Looking through a nanocrystal - Engineering defect-free patterns for advanced film study

Materials World magazine
,
1 Oct 2012

A team of US scientists has announced a method of making defect-free patterns of semiconductor nanocrystal films. The development could allow scientists to study a film’s fundamental properties.  

There are two common approaches to patterning films – micro-contact printing and inkjet printing – but neither enables them to be formed with nanoscale precision that is crack-free and electrically conductive. The technique, developed at MIT, uses electron-beam lithography and a lift-off process to solve those problems.

The method reported by the researchers relates to the preparation of lead sulphide (PbS) nanocrystal films, although the same approach holds for films of other types of nanocrystal.
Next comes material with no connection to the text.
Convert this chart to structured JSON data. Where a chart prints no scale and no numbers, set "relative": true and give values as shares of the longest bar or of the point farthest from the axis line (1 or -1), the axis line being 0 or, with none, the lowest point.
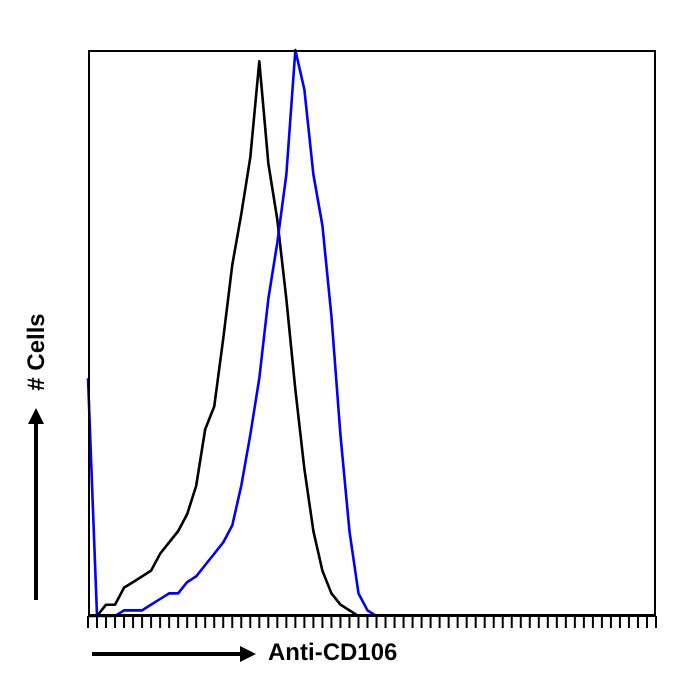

To pattern the films, silicon dioxide was used as a substrate, owing to its prevalence in semiconductor devices.   

In the first instance, a 100nm positive resist layer of polymethyl methacrylate (PMMA) is coated onto the substrate and then nanoscale trenches are patterned into it. The nanocrystals are prepared by high-temperature pyrolysis of Pb and S precursors in an oleic acid/octadecene mixture.   

The growth solution is then processed to remove remaining salts and byproducts, and to replace the native oleic acid capping molecule with a smaller molecule, n-butylamine – it is this exchange of capping ligand while the nanocrystals are still in solution that is critical for making films with a measurable current that are free of cracks, the researchers say. The PbS nanocrystals are then dropcast into the trenches.   

To lift off the film, the substrate is immersed in acetone to dissolve any remaining PMMA and leave a 50nm film of PMMA-defined nanocrystals on the substrate. It is then briefly sonicated in the acetone to ensure the film tears cleanly at the pattern boundaries.   

The scientists say the resulting films have patterns down to 30nm in size, are robust and show an electrical conductivity about 180 times that of unpatterned microscopic films – 17μS/cm against 0.09μS/cm. In addition, the thickness of the nanocrystal pattern can be tuned to emit and absorb a wide spectrum of light, and the substrate can be recycled if necessary.   

Lead author of the research paper, Dr Tamar Mentzel, says, ‘The ability to pattern the films with nanoscale resolution enables precise placement of the nanocrystals in devices for applications such as solar cells and nanoelectronic or nanophotonic circuits.   

‘For solar cells, a higher electrical conductivity may yield a more efficient device, and because the nanocrystals can be tuned they could enable a new kind of broad-spectrum solar cell.’   

Dr Mentzel does not know when these applications might become reality as her prime interest is in studying the films’ properties. ‘In these films, we are studying a new regime of charge transport, because we can study transport between nanocrystals unimpeded by cracking and may be able to learn more about the transport mechanism on a microscopic scale,’ she says. ‘This system has the potential to reveal new physics.’   

Aidan Quinn, Head of the Nanotechnology Group at the Tyndall National Institute in Cork, Ireland, comments, ‘The MIT team has developed a versatile technique to combine bottom-up approaches for synthesis and self-assembly of semiconductor nanocrystals, with top-down methods for patterning these nanocrystal films at length scales down to the 30nm. This work certainly opens up new routes for precise integration of nanostructures with top-down fabricated devices and offers a host of possibilities for hybrid nanodevices – from on-chip photodetectors to nanocrystal-based LEDs.’